Ele soltou o primeiro botão da camisa,
a dor igual a um grão de sal na
garganta.
Colou com a baba os rótulos na mesa,
os olhos vermelhos de tanto cortar.”
Era uma noite de verão quente e seca,
como todo dia de semana, o movimento do bar é regular. Ulisses entra. Sentou-se
à mesa do fundo, o velho trouxe a garrafa. Enquanto não acabasse o dinheiro
(ficava tomando cerveja uma atrás da outra), o velho não deixava faltar
cortesia. Ele trazia um talão de cheques no bolso e com os dedos colava os
rótulos das garrafas na mesa.
Vislumbrava a paisagem noturna e
dava um gole. Erguia numa careta o copo e espremendo os olhos engolia seco.
Abrindo a vista, enxerga no relógio da parede as horas. Por trás do balcão, o
velho apoiava o corpo em cima dos braços e colocava o queixo por cima das mãos.

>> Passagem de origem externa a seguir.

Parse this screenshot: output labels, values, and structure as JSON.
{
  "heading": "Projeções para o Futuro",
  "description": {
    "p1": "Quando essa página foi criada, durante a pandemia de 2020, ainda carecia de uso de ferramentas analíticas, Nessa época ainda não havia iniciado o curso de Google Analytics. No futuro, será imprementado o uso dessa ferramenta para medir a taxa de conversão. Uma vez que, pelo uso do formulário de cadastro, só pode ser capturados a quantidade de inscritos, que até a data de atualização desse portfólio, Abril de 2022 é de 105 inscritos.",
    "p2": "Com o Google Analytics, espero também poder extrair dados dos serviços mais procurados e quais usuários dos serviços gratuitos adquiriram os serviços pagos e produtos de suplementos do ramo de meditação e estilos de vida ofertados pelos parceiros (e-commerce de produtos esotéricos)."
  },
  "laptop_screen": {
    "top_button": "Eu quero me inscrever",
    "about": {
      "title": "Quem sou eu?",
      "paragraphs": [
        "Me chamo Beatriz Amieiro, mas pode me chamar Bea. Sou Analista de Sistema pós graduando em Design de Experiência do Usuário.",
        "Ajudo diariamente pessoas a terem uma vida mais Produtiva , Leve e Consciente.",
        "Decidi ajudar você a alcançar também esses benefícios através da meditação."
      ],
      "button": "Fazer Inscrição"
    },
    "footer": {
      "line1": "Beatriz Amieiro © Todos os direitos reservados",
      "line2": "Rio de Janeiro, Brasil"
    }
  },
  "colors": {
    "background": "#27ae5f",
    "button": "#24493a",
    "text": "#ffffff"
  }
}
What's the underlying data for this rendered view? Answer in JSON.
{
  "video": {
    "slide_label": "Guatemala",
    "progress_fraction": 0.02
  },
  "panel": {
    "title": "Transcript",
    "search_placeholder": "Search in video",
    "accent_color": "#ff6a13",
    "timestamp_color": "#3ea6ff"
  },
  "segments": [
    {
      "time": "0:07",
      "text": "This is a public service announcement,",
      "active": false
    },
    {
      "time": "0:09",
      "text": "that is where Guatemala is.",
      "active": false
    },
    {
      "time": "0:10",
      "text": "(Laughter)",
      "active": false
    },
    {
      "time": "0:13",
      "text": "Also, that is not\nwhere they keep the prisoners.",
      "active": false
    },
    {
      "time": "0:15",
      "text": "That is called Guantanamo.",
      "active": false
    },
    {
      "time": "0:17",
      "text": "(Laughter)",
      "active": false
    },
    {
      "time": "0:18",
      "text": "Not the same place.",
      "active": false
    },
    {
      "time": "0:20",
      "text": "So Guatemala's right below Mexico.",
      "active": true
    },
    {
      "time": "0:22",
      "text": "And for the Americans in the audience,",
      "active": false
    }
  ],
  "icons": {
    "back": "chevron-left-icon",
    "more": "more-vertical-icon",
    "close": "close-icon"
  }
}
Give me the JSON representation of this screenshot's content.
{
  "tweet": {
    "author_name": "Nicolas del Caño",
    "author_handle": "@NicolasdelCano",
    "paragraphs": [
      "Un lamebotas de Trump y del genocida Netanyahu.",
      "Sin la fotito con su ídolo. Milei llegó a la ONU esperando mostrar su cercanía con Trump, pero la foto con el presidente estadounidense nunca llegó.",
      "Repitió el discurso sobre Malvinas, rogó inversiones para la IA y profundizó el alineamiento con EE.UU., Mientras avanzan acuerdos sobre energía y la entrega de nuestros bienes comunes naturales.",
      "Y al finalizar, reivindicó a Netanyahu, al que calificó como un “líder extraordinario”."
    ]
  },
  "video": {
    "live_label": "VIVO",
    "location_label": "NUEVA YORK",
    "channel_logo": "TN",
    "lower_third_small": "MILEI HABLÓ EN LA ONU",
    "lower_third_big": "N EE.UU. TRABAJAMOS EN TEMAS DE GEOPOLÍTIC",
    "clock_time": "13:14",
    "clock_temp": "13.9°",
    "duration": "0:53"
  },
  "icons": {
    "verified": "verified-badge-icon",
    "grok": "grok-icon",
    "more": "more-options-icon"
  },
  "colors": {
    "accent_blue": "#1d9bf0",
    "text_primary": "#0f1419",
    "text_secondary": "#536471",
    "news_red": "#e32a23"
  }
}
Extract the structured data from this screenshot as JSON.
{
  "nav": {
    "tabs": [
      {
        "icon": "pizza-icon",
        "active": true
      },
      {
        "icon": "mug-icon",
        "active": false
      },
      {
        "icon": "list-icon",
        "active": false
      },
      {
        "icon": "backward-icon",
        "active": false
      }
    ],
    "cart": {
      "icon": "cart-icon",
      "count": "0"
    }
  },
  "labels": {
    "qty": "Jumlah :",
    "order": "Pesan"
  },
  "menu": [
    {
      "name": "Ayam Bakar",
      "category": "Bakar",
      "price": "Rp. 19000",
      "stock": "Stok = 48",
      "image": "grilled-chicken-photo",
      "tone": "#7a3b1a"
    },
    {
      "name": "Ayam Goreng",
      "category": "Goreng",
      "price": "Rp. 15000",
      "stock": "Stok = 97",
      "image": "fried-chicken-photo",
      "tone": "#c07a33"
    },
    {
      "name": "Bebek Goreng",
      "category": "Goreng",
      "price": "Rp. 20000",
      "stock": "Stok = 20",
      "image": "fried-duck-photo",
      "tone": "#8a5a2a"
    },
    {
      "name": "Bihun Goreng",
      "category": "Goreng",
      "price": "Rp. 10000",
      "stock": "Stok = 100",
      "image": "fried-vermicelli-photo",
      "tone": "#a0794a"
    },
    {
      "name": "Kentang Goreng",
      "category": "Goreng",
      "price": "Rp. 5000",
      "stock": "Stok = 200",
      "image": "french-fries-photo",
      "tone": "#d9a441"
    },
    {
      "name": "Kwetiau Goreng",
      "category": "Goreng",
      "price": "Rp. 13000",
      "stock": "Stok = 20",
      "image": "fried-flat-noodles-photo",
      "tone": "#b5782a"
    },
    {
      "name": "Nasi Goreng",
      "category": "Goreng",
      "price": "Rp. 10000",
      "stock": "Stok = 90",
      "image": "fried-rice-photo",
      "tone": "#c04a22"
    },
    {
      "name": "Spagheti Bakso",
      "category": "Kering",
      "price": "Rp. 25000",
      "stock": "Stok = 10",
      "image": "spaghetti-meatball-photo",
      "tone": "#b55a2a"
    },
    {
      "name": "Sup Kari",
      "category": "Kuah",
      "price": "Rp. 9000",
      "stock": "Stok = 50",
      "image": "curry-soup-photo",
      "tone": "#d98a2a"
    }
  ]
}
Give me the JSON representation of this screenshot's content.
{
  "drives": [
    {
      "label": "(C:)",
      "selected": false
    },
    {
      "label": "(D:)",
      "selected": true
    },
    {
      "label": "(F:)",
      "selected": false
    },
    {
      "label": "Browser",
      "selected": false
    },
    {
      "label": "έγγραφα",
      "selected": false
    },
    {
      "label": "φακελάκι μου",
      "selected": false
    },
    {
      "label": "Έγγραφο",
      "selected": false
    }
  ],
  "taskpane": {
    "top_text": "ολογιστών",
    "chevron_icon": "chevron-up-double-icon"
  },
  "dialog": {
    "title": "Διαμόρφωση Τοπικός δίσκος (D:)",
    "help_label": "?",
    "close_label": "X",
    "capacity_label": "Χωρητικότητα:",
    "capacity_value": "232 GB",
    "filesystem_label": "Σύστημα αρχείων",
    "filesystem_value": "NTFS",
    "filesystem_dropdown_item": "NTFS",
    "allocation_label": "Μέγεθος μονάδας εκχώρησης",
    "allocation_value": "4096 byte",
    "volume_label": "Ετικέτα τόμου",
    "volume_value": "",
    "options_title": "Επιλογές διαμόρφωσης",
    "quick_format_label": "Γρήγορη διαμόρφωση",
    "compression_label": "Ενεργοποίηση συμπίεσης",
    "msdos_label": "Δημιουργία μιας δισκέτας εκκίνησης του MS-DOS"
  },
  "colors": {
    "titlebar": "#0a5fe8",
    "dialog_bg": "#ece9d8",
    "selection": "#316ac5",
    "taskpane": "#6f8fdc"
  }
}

Ao lado, uma porção de petiscos em saquinhos com manchas esverdeadas de bolor. O
velho esfregava no balcão um pano encardido de hora em hora. Quando Ulisses
abriu a camisa e os braços como se fossem asas, deu a volta no balcão, contou
as garrafas, chegou à mesa, pediu licença, encheu o copo e tirou os círculos
úmidos naquele trapo.
Podia ouvir uma música em FM. Ulisses
não gosta de bar sem rádio. Nunca tinha frequentado aquele lugar, seria um
prazer a mais... Espreitava a paisagem noturna antes de emborcar outro trago.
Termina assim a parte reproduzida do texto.